In modern databases, cross-system data synchronization is critical for real-time analytics, disaster recovery, and data integration. Change Data Capture (CDC) tracks insert, update, and delete operations in a database and sends those changes to other systems. It is a key technology for achieving this goal. Traditional CDC methods rely on transaction log parsing and face performance bottlenecks in Hybrid Transactional/Analytical Processing (HTAP) scenarios, especially when handling massive data volumes. As a distributed database built for HTAP, MatrixOne introduces a snapshot-based CDC method as a complement to traditional log parsing, significantly improving the efficiency of data change capture. This article explores the core advantages, technical principles, and practical application scenarios of MatrixOne CDC.

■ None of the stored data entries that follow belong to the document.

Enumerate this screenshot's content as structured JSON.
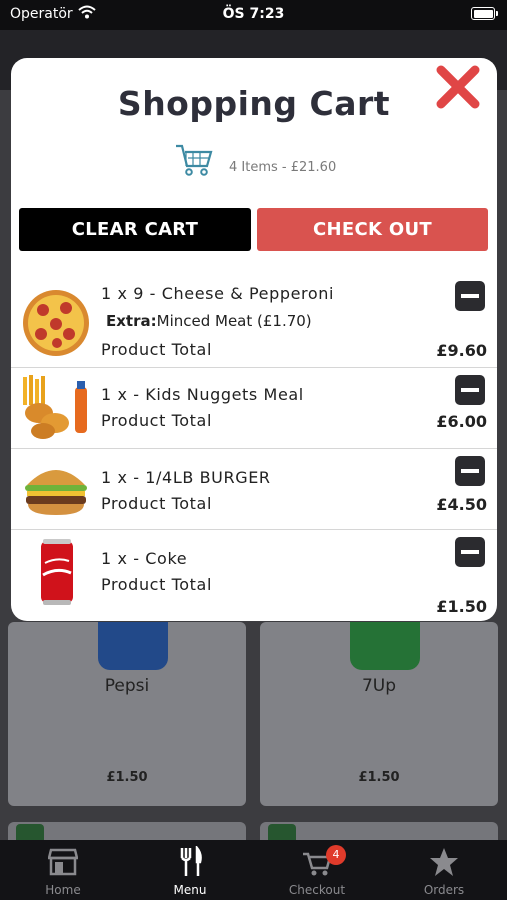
{
  "status_bar": {
    "carrier": "Operatör",
    "time": "ÖS 7:23"
  },
  "background": {
    "cards": [
      {
        "name": "Pepsi",
        "price": "£1.50",
        "can_color": "#2a5aa8"
      },
      {
        "name": "7Up",
        "price": "£1.50",
        "can_color": "#2e8b43"
      }
    ]
  },
  "modal": {
    "title": "Shopping Cart",
    "summary": "4 Items - £21.60",
    "clear_label": "CLEAR CART",
    "checkout_label": "CHECK OUT",
    "items": [
      {
        "title": "1 x 9 - Cheese & Pepperoni",
        "extra_label": "Extra:",
        "extra_value": "Minced Meat (£1.70)",
        "total_label": "Product Total",
        "price": "£9.60",
        "icon": "pizza-icon"
      },
      {
        "title": "1 x - Kids Nuggets Meal",
        "total_label": "Product Total",
        "price": "£6.00",
        "icon": "nuggets-meal-icon"
      },
      {
        "title": "1 x - 1/4LB BURGER",
        "total_label": "Product Total",
        "price": "£4.50",
        "icon": "burger-icon"
      },
      {
        "title": "1 x - Coke",
        "total_label": "Product Total",
        "price": "£1.50",
        "icon": "coke-can-icon"
      }
    ]
  },
  "tabbar": {
    "tabs": [
      {
        "label": "Home",
        "icon": "store-icon"
      },
      {
        "label": "Menu",
        "icon": "fork-knife-icon"
      },
      {
        "label": "Checkout",
        "icon": "cart-icon",
        "badge": "4"
      },
      {
        "label": "Orders",
        "icon": "star-icon"
      }
    ]
  },
  "colors": {
    "checkout": "#d9534f",
    "close": "#e04646",
    "badge": "#e03b2b",
    "text": "#222222"
  }
}
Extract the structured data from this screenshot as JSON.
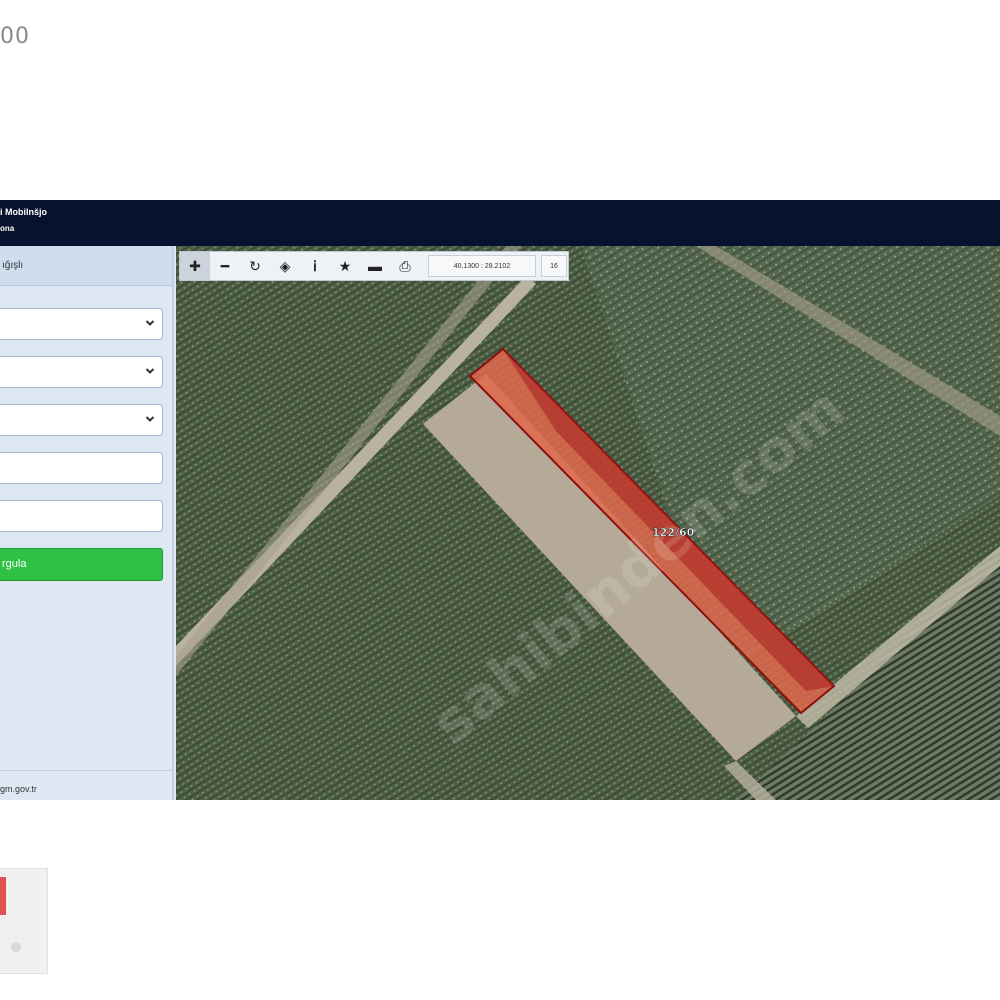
{
  "page": {
    "top_number": "00"
  },
  "header": {
    "title_line1": "i Mobilnšjo",
    "title_line2": "ona"
  },
  "sidebar": {
    "panel_title": "ığışlı",
    "fields": [
      {
        "type": "select",
        "value": ""
      },
      {
        "type": "select",
        "value": ""
      },
      {
        "type": "select",
        "value": ""
      },
      {
        "type": "text",
        "value": ""
      },
      {
        "type": "text",
        "value": ""
      }
    ],
    "query_button_label": "rgula",
    "footer_link": "gm.gov.tr"
  },
  "toolbar": {
    "coords": "40.1300 : 28.2102",
    "zoom": "16",
    "tools": [
      "plus-icon",
      "minus-icon",
      "refresh-icon",
      "locate-icon",
      "info-icon",
      "star-icon",
      "measure-icon",
      "print-icon"
    ]
  },
  "map": {
    "parcel_label": "122/60",
    "watermark": "sahibinden.com",
    "parcel_color": "#e0684c"
  }
}
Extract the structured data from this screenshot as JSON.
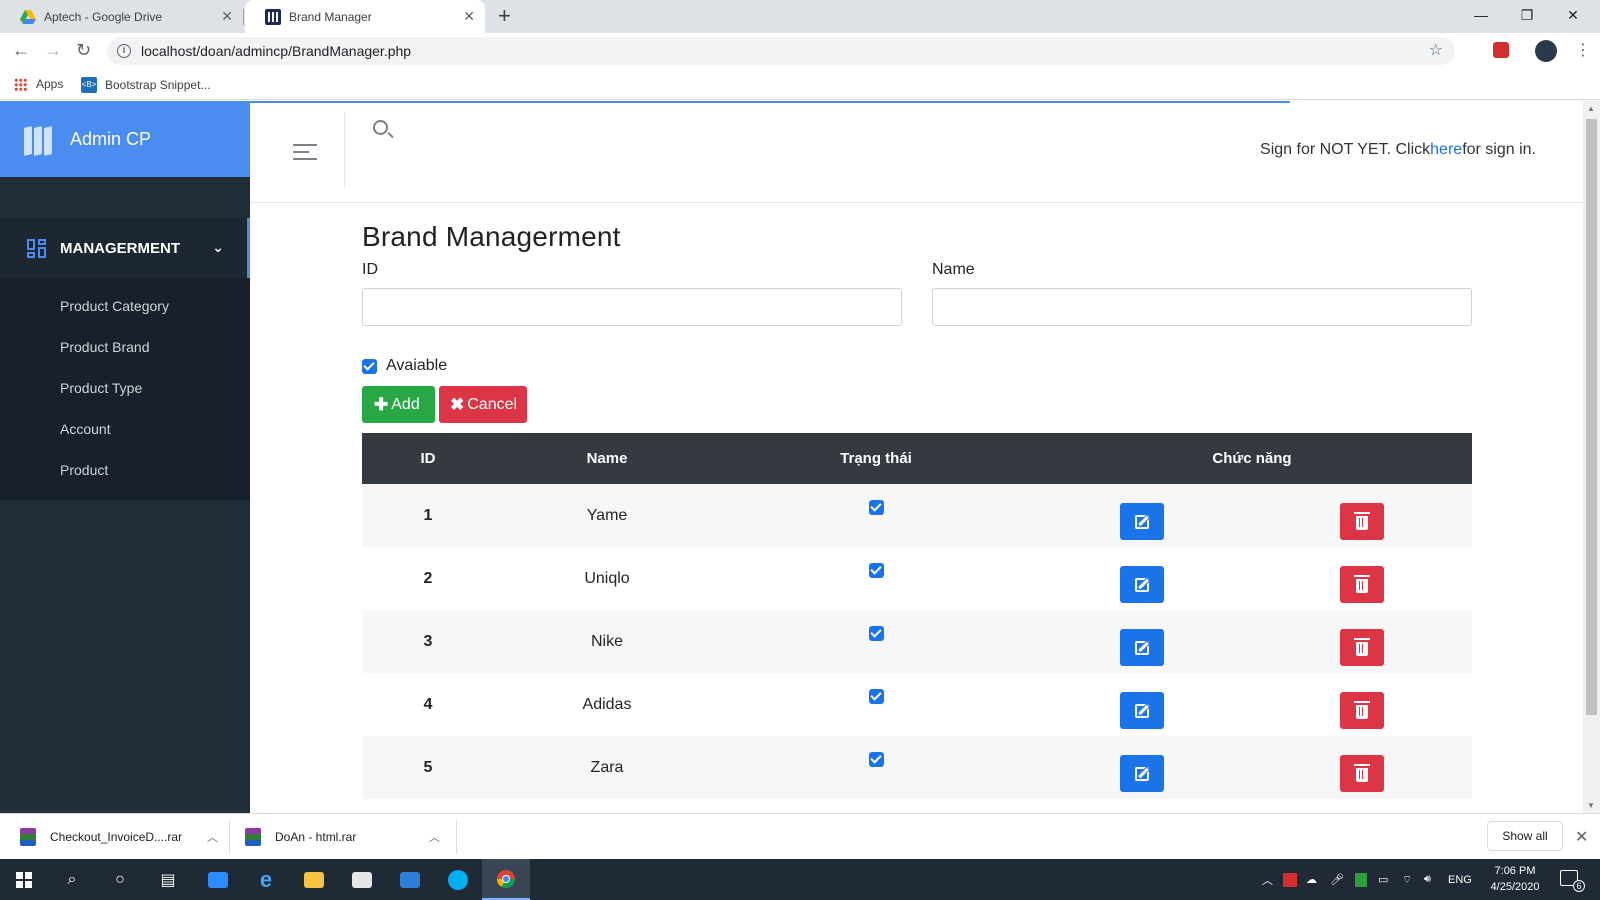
{
  "browser": {
    "tabs": [
      {
        "title": "Aptech - Google Drive",
        "active": false
      },
      {
        "title": "Brand Manager",
        "active": true
      }
    ],
    "url": "localhost/doan/admincp/BrandManager.php",
    "bookmarks": [
      "Apps",
      "Bootstrap Snippet..."
    ]
  },
  "sidebar": {
    "brand": "Admin CP",
    "section": "MANAGERMENT",
    "items": [
      "Product Category",
      "Product Brand",
      "Product Type",
      "Account",
      "Product"
    ]
  },
  "header": {
    "sign_prefix": "Sign for NOT YET. Click",
    "sign_link": "here",
    "sign_suffix": "for sign in."
  },
  "page": {
    "title": "Brand Managerment",
    "id_label": "ID",
    "id_value": "",
    "name_label": "Name",
    "name_value": "",
    "available_label": "Avaiable",
    "available_checked": true,
    "add_label": "Add",
    "cancel_label": "Cancel"
  },
  "table": {
    "headers": [
      "ID",
      "Name",
      "Trạng thái",
      "Chức năng"
    ],
    "rows": [
      {
        "id": "1",
        "name": "Yame",
        "status": true
      },
      {
        "id": "2",
        "name": "Uniqlo",
        "status": true
      },
      {
        "id": "3",
        "name": "Nike",
        "status": true
      },
      {
        "id": "4",
        "name": "Adidas",
        "status": true
      },
      {
        "id": "5",
        "name": "Zara",
        "status": true
      }
    ]
  },
  "downloads": {
    "items": [
      "Checkout_InvoiceD....rar",
      "DoAn - html.rar"
    ],
    "show_all": "Show all"
  },
  "taskbar": {
    "language": "ENG",
    "time": "7:06 PM",
    "date": "4/25/2020",
    "notification_count": "6"
  },
  "colors": {
    "sidebar_bg": "#222d3a",
    "brand_bg": "#4a8cf0",
    "add_button": "#28a745",
    "cancel_button": "#dc3545",
    "edit_button": "#1a73e8",
    "table_header": "#343a40"
  }
}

CDC Introduction: Why Is It Important?

CDC, or Change Data Capture, is a technology used to monitor database changes, including inserts, updates, deletes, and schema changes, and deliver those changes to other systems in a consumable format. It acts as a bridge between databases and downstream applications such as caches, data warehouses, or search engines, and is widely used in real-time synchronization, analytics, disaster recovery, and other scenarios.

Traditional CDC relies on parsing database transaction logs, such as MySQL binlog or PostgreSQL WAL. Although this approach performs reasonably well in transactional scenarios, it exposes many problems in complex environments such as HTAP:

  • Parsing latency: Large log files take a long time to parse, causing change-capture delays.
  • Resource overhead: Log parsing requires large amounts of CPU and memory, affecting database performance.
  • Poor HTAP adaptability: In massive-data scenarios, logs may record only metadata changes, making it complex and inefficient to infer real data changes.
  • Redundant historical operations: Downstream systems need to process large amounts of historical data, increasing complexity and storage cost.
  • Long-term traceability difficulty: Long-cycle changes, such as changes spanning months or years, require retaining all historical states, leading to a sharp increase in storage and processing costs.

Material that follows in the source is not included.